We also saved the habitat for a pair of spotted owls that nested there. The owls continued to nest at Camp Baldwin and fledge young for at least ten years.

Fours years after the restoration project, spotted owls became a listed endangered species. The USFS had a map of where all the owls were, but on the map the Camp Baldwin owls were located in the middle of severe burn on Fed land, not where they actually were at the Camp. I pointed out this error to the wildlife specialist at the Dufur District headquarters. She told me that she “could neither confirm nor deny” the owls real location. Of course, I could do exactly that, but what the hey.
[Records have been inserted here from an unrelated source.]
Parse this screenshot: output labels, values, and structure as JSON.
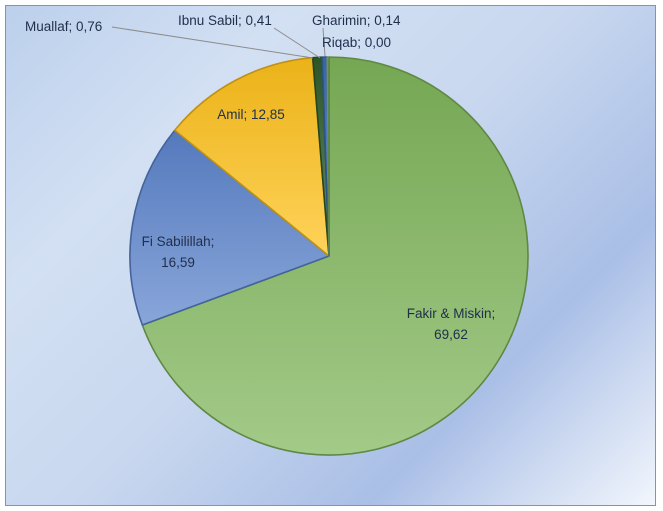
{
  "chart_data": {
    "type": "pie",
    "title": "",
    "slices": [
      {
        "label": "Fakir & Miskin",
        "value": 69.62,
        "value_text": "69,62",
        "color": "#7fb55a"
      },
      {
        "label": "Fi Sabilillah",
        "value": 16.59,
        "value_text": "16,59",
        "color": "#5b84cc"
      },
      {
        "label": "Amil",
        "value": 12.85,
        "value_text": "12,85",
        "color": "#ffc21a"
      },
      {
        "label": "Muallaf",
        "value": 0.76,
        "value_text": "0,76",
        "color": "#2f5c2a"
      },
      {
        "label": "Ibnu Sabil",
        "value": 0.41,
        "value_text": "0,41",
        "color": "#3c6eb4"
      },
      {
        "label": "Gharimin",
        "value": 0.14,
        "value_text": "0,14",
        "color": "#9ac27a"
      },
      {
        "label": "Riqab",
        "value": 0.0,
        "value_text": "0,00",
        "color": "#4a7a3a"
      }
    ],
    "start_angle_deg": 0,
    "direction": "clockwise",
    "legend": "none",
    "data_labels": "category; value"
  }
}
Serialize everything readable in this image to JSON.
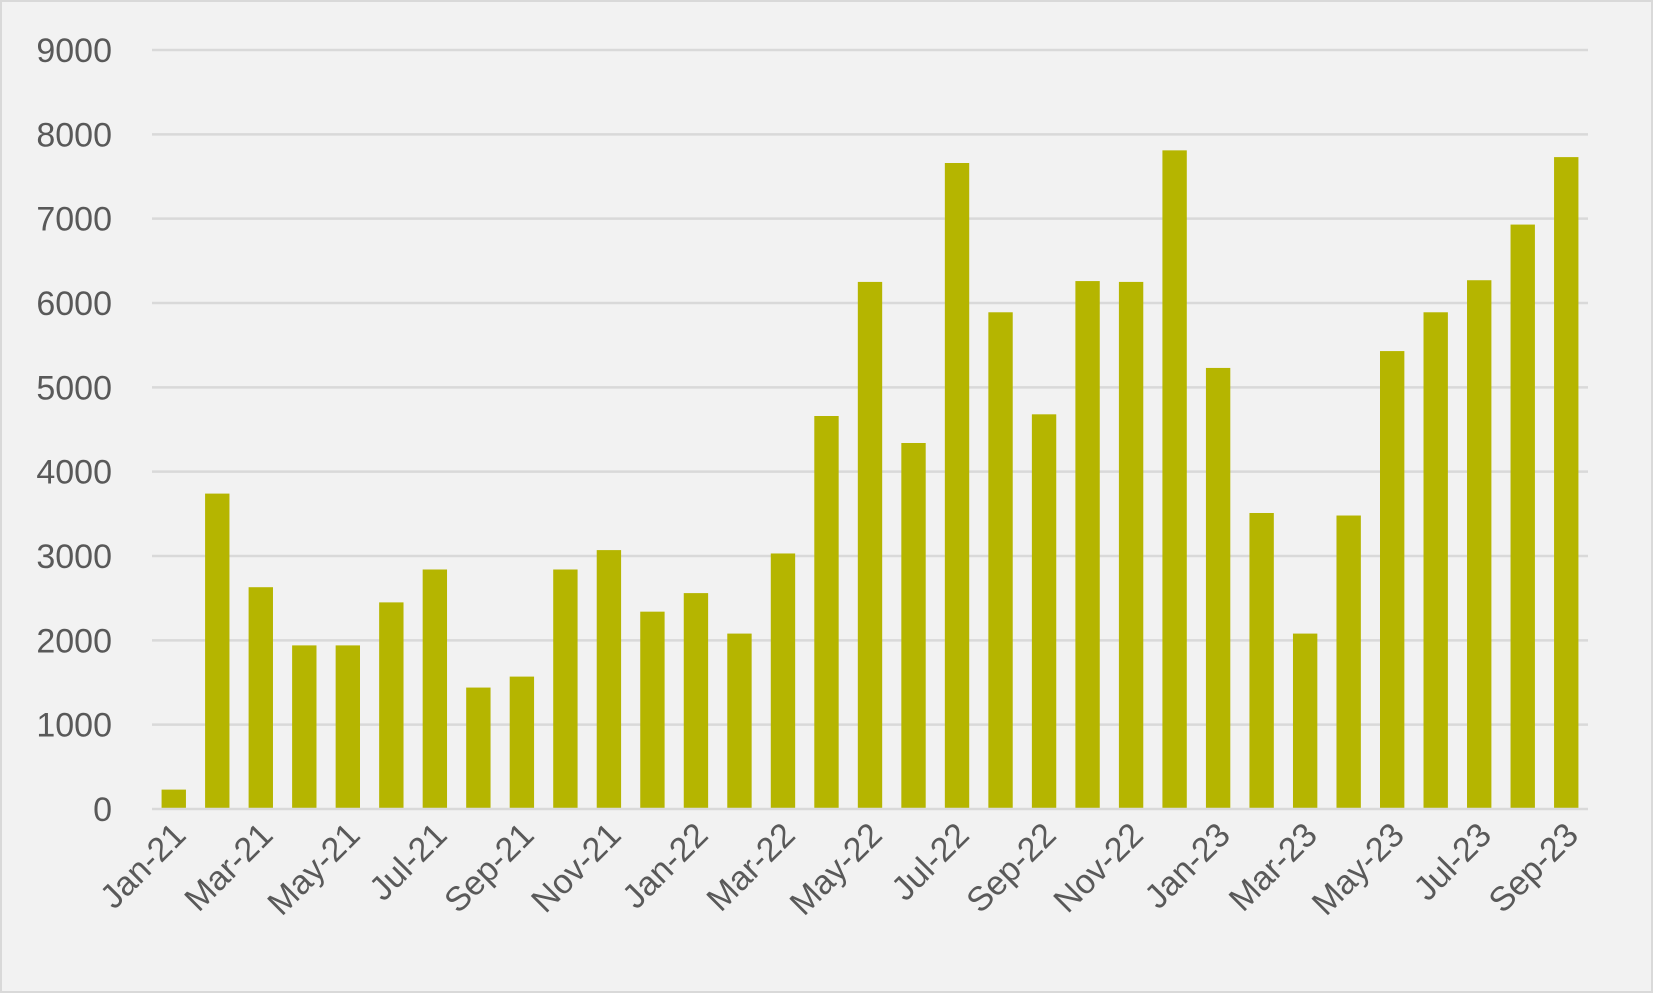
{
  "colors": {
    "background": "#f2f2f2",
    "bar": "#b5b500",
    "grid": "#d9d9d9",
    "text": "#595959",
    "frame": "#d9d9d9"
  },
  "chart_data": {
    "type": "bar",
    "title": "",
    "xlabel": "",
    "ylabel": "",
    "ylim": [
      0,
      9000
    ],
    "yticks": [
      0,
      1000,
      2000,
      3000,
      4000,
      5000,
      6000,
      7000,
      8000,
      9000
    ],
    "grid": true,
    "legend": "none",
    "categories": [
      "Jan-21",
      "Feb-21",
      "Mar-21",
      "Apr-21",
      "May-21",
      "Jun-21",
      "Jul-21",
      "Aug-21",
      "Sep-21",
      "Oct-21",
      "Nov-21",
      "Dec-21",
      "Jan-22",
      "Feb-22",
      "Mar-22",
      "Apr-22",
      "May-22",
      "Jun-22",
      "Jul-22",
      "Aug-22",
      "Sep-22",
      "Oct-22",
      "Nov-22",
      "Dec-22",
      "Jan-23",
      "Feb-23",
      "Mar-23",
      "Apr-23",
      "May-23",
      "Jun-23",
      "Jul-23",
      "Aug-23",
      "Sep-23"
    ],
    "tick_labels": [
      "Jan-21",
      "Mar-21",
      "May-21",
      "Jul-21",
      "Sep-21",
      "Nov-21",
      "Jan-22",
      "Mar-22",
      "May-22",
      "Jul-22",
      "Sep-22",
      "Nov-22",
      "Jan-23",
      "Mar-23",
      "May-23",
      "Jul-23",
      "Sep-23"
    ],
    "values": [
      230,
      3740,
      2630,
      1940,
      1940,
      2450,
      2840,
      1440,
      1570,
      2840,
      3070,
      2340,
      2560,
      2080,
      3030,
      4660,
      6250,
      4340,
      7660,
      5890,
      4680,
      6260,
      6250,
      7810,
      5230,
      3510,
      2080,
      3480,
      5430,
      5890,
      6270,
      6930,
      7730
    ]
  }
}
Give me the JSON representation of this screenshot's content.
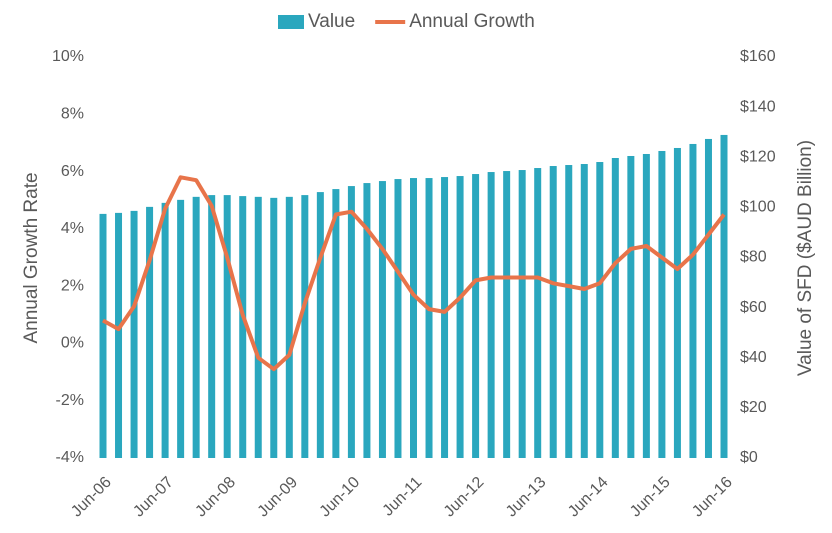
{
  "chart_data": {
    "type": "combo",
    "categories": [
      "Jun-06",
      null,
      null,
      null,
      "Jun-07",
      null,
      null,
      null,
      "Jun-08",
      null,
      null,
      null,
      "Jun-09",
      null,
      null,
      null,
      "Jun-10",
      null,
      null,
      null,
      "Jun-11",
      null,
      null,
      null,
      "Jun-12",
      null,
      null,
      null,
      "Jun-13",
      null,
      null,
      null,
      "Jun-14",
      null,
      null,
      null,
      "Jun-15",
      null,
      null,
      null,
      "Jun-16"
    ],
    "series": [
      {
        "name": "Value",
        "type": "bar",
        "axis": "y2",
        "color": "#2aa7be",
        "values": [
          97.4,
          97.8,
          98.6,
          100.2,
          101.8,
          103.0,
          104.2,
          104.9,
          104.9,
          104.5,
          104.2,
          103.8,
          104.2,
          104.9,
          106.1,
          107.3,
          108.5,
          109.7,
          110.5,
          111.3,
          111.7,
          111.7,
          112.1,
          112.5,
          113.3,
          114.1,
          114.5,
          114.9,
          115.7,
          116.5,
          116.9,
          117.3,
          118.1,
          119.7,
          120.5,
          121.3,
          122.5,
          123.7,
          125.3,
          127.3,
          128.9
        ]
      },
      {
        "name": "Annual Growth",
        "type": "line",
        "axis": "y",
        "color": "#e8744a",
        "values": [
          0.8,
          0.5,
          1.3,
          2.9,
          4.7,
          5.8,
          5.7,
          4.8,
          3.0,
          1.0,
          -0.5,
          -0.9,
          -0.4,
          1.4,
          3.0,
          4.5,
          4.6,
          4.0,
          3.3,
          2.5,
          1.7,
          1.2,
          1.1,
          1.6,
          2.2,
          2.3,
          2.3,
          2.3,
          2.3,
          2.1,
          2.0,
          1.9,
          2.1,
          2.8,
          3.3,
          3.4,
          3.0,
          2.6,
          3.1,
          3.8,
          4.5
        ]
      }
    ],
    "ylabel": "Annual Growth Rate",
    "y2label": "Value of SFD ($AUD Billion)",
    "ylim": [
      -4,
      10
    ],
    "yticks": [
      {
        "value": -4,
        "label": "-4%"
      },
      {
        "value": -2,
        "label": "-2%"
      },
      {
        "value": 0,
        "label": "0%"
      },
      {
        "value": 2,
        "label": "2%"
      },
      {
        "value": 4,
        "label": "4%"
      },
      {
        "value": 6,
        "label": "6%"
      },
      {
        "value": 8,
        "label": "8%"
      },
      {
        "value": 10,
        "label": "10%"
      }
    ],
    "y2lim": [
      0,
      160
    ],
    "y2ticks": [
      {
        "value": 0,
        "label": "$0"
      },
      {
        "value": 20,
        "label": "$20"
      },
      {
        "value": 40,
        "label": "$40"
      },
      {
        "value": 60,
        "label": "$60"
      },
      {
        "value": 80,
        "label": "$80"
      },
      {
        "value": 100,
        "label": "$100"
      },
      {
        "value": 120,
        "label": "$120"
      },
      {
        "value": 140,
        "label": "$140"
      },
      {
        "value": 160,
        "label": "$160"
      }
    ],
    "legend": "top",
    "grid": false
  }
}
I will always remember that bit of bureaucratic doggerel and obfuscation. However, I only note that it happened; you can draw your own conclusions.

This year I proposed similar restoration forestry treatments on the Willamette National Forest to be funded under the Secure Rural Schools and Community Self-Determination Act. The Regional Advisory Committee (RAC) rejected my proposals. The Forest Supervisor of the Willamette NF was quite upset with me for even making the proposals. He wanted me to make it quite clear to the RAC that the Willamette NF wanted no part of restoration forestry, had not contributed nor collaborated in any way, shape, or form, and were dead set against it.

You can draw your own conclusions.

One of the RAC members is a retired USFS official, at one time the Director of the Columbia River Gorge National Scenic Area [here]. We have a personal history.

His staff promulgated a Management Plan that required private landowners to leave trees when conducting harvest operations. The minimum number of trees to be left was 400 trees per acre 25 feet tall or taller. I pointed out (in a series of letters and testimonies) that 400 trees per acre is 10-foot spacing. Trees 25 feet tall at 10 foot spacing constitutes a thicket so dense as to be unnatural. No existing stand in the Mid-Columbia even came close to the minimum density required under the Plan.

You see, the USFS staff had no foresters nor anyone who had an inkling of what 400 trees per acre looked like. At Camp Baldwin we thinned down to 40 to 50 trees per acre. That’s what saved that forest from immolation and saved the owl habitat, too.

To my knowledge the Plan was never altered despite my protests. I bring this up only as a matter of historical curiosity. Conclude what you will.

That official (now retired and sitting on the RAC) had come the Gorge from the Los Padres NF. In 2007 and 2008 the Los Padres NF was swept by the two largest and most expensive fires in California state history, the Zaca Fire and the Basin/Indians Fire. One cause of those fires was build up of fuels in the absence of any fuels management or restoration of any kind.

That’s the kind of legacy that results from unmanagement, in my professional opinion. But you are more than welcome to draw your own conclusions.

Today Obama’s new Forest Czar, Agriculture Secretary Tom Vilsack, shut down all management projects in “roadless areas” that comprise 58.5 million acres of our National Forests [here]. He called a “time out.” Unfortunately, he did not call a time out to catastrophic forest fires that denude, degrade, and convert forests to tick brush, much to the detriment of spotted owls, fish, people, and other living things.

Twenty-five years is a long time. Look at all the progress we’ve made. But who am I to criticize? Please draw your own conclusions.

29 May 2009, 9:15am
by Forrest Grump


And THAT’s a small part of the history that happens and is lost when ignored. 400 sticks an acre? Nuts!

29 May 2009, 1:12pm
by Larry H.


I’ve seen “Ologists” before refuse to disclose the locations of special areas like nest trees and archeological sites before. I fnally had to ask them this one question; How am I supposed to protect the site from loggers if you won’t tell me where it is?!? After a little thinking, they finally decide to put it on a map and give it to me. some of them think that I would go out there and shoot the birdies or plunder their cultural sites. However, when they weigh the issues, they have to decide that protection is better than secrecy.